Nvidia will sell you an entire server rack ready for inference. Or maybe you can roll out your own Blackwell based system.
We’re approaching a world where running a primer frontier model is possible on a workstation, probably will have something under $30k that looks like a desktop for Nvidia’s next generation. It sounds expensive, until you look at your Anthropic bill.

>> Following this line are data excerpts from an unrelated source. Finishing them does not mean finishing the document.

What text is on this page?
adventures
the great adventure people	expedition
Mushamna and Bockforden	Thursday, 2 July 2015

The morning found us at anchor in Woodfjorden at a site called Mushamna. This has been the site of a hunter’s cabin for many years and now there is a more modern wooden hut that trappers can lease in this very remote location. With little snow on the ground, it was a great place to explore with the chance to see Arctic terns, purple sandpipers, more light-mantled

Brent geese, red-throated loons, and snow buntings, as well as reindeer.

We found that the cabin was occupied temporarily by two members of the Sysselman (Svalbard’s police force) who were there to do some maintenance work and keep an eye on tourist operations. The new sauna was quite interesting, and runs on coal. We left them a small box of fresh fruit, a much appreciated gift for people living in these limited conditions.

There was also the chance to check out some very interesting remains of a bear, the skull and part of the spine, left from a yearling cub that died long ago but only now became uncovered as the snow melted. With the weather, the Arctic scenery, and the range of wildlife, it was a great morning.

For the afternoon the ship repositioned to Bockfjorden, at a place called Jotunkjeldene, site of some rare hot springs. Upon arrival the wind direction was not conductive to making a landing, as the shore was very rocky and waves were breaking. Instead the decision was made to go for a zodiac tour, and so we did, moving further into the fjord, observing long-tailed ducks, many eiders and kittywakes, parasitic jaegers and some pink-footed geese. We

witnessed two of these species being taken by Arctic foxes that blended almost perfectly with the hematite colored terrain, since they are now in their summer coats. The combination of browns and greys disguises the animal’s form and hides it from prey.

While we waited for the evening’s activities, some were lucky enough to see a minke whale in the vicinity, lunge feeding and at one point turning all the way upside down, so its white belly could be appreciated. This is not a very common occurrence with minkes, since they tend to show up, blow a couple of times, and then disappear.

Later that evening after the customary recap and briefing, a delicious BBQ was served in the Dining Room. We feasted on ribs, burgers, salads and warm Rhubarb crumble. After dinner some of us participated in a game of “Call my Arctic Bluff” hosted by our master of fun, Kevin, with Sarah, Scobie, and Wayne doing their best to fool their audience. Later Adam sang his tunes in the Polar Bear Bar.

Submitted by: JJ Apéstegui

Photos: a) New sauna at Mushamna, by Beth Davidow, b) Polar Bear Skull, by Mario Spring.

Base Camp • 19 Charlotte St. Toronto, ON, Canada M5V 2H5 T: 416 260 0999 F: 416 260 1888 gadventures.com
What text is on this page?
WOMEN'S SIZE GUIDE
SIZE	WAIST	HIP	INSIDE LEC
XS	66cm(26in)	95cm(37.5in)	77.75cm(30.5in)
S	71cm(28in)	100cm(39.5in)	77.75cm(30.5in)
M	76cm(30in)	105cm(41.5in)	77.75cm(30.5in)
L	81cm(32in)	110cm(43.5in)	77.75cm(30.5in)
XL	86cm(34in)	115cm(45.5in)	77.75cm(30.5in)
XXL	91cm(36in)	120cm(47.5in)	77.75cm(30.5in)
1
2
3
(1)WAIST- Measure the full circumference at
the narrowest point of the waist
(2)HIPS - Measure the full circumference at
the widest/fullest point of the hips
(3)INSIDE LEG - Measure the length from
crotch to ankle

It’s similar unit economics as could computing for the open models. You can save a ton on the expenses by buying the hardware, but it requires a lot of in-house expertise, and you get the most value if you keep the system operating around the clock. The big kink is open models are usually 2 quarters behind frontier, and your competitors are probably trying to get access to mythos.
"approaching" is doing some work there. $30K today will get you 90-144GB usable VRAM with solid system RAM and disk and CPU. A single B200 chip at 180GB is $40K. Unfortunately that is nowhere close to being able to run a 750B param model. For something like that, we're getting closer to 1TB VRAM (8+ H200/B200), and then 1M context KV cache is many more GBs on top of that.
That's a $500K-$1M+ rig as of now. That's a lot of $200 subscriptions to break even, but reasonable if you are paying Anthropic $25/M tokens. Then of course there's the power, cooling, and maintenance to consider...
But yeah, I can see if the prices come down 10x in a few years, or crater after the bubble, $30-40k might get you a decent machine.